The last type of widget we are going to cover in this lesson is the interactive text box. These are good for filtering when you have categorical variables that are different but have some string in common. For example, the PaymentMethod field in our data set has four unique values.


In [None]:
import numpy as np

In [None]:
df['PaymentMethod'].unique()

np.array(['Electronic check', 'Mailed check', 'Bank transfer (automatic)',
       'Credit card (automatic)'], dtype=object)

In [None]:
@interact(Payment='')

def chart(Payment):
    data = df[df['PaymentMethod'].str.contains(Payment)]
    data = data.groupby('tenure').agg({'MonthlyCharges':'sum'}).reset_index()
    custom_dict = {'New': 0, 'Regular': 1, 'Loyal': 2, 'Very Loyal' : 3}  
    data = data.iloc[data['tenure'].map(custom_dict).argsort()].set_index('tenure')
    
    data.iplot(kind='bar', xTitle='Values')

Notice that there are similarities between pairs of these unique categories - two of them have the string 'check' in common and the other two have the string 'automatic' in common. We can use a text box to provide a flexible means by which we can visualize any of these options based on the unique strings they contain or groups of them based on their co-occurring strings.

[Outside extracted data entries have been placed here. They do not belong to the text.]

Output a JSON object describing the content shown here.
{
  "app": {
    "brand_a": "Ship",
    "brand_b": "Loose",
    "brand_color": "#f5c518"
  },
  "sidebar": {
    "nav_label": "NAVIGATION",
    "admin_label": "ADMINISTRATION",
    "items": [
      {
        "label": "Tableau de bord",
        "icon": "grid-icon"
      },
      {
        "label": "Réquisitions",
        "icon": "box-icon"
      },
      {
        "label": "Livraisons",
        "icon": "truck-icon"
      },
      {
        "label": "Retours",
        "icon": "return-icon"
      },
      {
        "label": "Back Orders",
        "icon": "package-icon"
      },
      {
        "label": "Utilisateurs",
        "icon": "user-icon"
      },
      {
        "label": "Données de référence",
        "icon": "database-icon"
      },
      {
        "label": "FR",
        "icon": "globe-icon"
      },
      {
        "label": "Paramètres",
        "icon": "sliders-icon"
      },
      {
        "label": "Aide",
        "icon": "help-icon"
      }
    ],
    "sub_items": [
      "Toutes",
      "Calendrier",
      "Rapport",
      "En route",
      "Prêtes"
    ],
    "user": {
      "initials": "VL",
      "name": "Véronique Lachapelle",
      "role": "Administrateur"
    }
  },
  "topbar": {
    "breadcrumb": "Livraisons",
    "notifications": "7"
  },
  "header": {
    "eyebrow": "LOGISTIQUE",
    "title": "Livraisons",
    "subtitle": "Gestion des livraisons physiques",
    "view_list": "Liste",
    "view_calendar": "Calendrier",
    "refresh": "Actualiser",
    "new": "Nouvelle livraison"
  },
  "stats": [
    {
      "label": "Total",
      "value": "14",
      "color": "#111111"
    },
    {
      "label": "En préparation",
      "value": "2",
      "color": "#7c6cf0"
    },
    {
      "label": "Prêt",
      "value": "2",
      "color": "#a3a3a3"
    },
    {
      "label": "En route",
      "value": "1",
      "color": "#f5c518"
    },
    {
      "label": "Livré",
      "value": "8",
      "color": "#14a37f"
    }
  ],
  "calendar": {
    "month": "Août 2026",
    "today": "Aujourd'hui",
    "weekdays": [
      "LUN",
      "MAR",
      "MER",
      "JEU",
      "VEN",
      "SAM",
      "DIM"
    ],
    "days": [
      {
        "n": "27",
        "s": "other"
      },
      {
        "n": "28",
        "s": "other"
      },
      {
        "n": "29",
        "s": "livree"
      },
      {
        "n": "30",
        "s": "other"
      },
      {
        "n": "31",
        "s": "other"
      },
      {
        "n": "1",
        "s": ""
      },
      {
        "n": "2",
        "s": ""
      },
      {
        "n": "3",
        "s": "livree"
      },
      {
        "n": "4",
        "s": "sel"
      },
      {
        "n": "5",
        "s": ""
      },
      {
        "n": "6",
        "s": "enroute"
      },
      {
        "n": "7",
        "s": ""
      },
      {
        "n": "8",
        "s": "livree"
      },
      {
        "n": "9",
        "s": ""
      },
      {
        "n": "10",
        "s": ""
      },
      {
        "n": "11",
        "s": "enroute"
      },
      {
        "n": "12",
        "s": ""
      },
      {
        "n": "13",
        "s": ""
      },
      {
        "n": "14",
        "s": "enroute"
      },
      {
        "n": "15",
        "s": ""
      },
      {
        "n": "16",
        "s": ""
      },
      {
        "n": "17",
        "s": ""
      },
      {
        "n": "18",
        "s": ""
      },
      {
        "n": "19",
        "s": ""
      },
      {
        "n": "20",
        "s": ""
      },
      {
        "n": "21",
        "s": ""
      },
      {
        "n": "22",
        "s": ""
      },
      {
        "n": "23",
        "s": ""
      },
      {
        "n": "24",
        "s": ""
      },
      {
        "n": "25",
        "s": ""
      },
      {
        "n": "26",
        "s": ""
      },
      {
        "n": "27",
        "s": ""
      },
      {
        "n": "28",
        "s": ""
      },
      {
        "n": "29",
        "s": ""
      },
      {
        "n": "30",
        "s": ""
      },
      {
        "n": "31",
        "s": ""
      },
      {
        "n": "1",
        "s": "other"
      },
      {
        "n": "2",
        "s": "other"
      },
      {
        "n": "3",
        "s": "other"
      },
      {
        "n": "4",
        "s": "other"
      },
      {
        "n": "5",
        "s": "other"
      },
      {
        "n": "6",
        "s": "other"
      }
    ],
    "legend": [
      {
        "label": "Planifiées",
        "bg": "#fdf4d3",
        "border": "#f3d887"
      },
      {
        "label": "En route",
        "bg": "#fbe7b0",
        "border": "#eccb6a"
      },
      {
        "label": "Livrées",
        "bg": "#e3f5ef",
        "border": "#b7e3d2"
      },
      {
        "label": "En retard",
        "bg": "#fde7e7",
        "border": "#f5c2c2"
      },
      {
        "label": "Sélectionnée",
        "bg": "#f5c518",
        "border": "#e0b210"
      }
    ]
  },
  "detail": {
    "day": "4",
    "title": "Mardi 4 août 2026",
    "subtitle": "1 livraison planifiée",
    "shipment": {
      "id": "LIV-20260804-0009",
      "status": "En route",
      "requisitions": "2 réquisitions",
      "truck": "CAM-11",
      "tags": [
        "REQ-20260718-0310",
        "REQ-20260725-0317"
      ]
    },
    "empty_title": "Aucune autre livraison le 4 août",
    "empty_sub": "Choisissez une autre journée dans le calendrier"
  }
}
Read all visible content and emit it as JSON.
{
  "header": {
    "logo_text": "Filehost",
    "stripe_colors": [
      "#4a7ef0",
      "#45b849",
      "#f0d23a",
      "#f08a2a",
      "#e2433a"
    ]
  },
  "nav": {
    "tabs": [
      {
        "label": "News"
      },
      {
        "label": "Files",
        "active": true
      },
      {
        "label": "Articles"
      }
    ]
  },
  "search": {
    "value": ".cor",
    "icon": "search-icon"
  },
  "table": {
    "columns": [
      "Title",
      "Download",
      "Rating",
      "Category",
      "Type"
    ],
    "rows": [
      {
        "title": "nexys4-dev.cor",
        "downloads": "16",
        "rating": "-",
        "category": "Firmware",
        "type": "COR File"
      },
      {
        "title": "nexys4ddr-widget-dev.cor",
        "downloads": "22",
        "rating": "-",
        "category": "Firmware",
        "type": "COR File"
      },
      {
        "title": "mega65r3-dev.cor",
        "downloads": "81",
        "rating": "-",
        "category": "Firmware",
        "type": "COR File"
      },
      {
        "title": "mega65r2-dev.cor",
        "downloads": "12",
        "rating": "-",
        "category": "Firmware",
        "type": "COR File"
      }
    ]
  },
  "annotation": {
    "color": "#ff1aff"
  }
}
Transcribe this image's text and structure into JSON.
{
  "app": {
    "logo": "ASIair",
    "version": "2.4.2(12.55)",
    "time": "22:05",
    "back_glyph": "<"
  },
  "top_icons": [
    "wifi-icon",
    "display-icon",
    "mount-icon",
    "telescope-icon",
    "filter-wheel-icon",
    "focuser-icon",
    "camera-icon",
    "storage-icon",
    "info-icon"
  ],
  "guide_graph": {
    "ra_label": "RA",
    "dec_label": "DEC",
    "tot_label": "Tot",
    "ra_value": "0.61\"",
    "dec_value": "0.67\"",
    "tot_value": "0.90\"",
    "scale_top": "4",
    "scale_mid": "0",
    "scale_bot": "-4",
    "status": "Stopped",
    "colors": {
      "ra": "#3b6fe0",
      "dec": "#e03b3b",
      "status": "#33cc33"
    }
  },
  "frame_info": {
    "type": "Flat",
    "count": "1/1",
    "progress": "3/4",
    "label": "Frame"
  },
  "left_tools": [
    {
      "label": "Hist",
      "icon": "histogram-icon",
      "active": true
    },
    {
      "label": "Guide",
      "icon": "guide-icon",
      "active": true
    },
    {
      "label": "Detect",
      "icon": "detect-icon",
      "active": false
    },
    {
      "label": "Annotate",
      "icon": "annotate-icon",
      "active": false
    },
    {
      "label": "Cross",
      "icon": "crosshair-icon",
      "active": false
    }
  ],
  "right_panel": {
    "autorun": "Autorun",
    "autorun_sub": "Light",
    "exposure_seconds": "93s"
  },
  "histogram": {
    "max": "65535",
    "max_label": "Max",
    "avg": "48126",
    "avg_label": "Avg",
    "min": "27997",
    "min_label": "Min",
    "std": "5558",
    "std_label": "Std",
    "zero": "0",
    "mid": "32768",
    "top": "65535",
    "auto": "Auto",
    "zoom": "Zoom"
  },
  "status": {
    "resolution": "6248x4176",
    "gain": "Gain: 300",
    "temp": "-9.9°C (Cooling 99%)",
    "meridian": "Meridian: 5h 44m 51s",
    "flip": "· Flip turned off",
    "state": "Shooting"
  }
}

To do this, we will once again use the interact decorator, passing a Payment argument with a blank string. This will create a text box into which we can type any string we want. In our chart function, we will then filter our data set to just the payment methods that contain the string typed into the text box. We then aggregate, sort, and visualize as a bar chart.

## Summary

In this lesson, we have introduced iPyWidgets and how we can use them to easily add more interactivity into our visualizations. We learned about the powerful interact decorator and covered examples of each type of widget (sliders, drop-down boxes, check boxes, and text boxes). We covered each of these individually, but there is nothing stopping you from combining several widgets to create very intricately interactive visualizations. In fact, we encourage you to challenge yourself to do so. You already have all the tools you need in your arsenal, and incorporating widgets into your analytical workflow can allow you to more easily explore your data and while saving you a significant amount of time.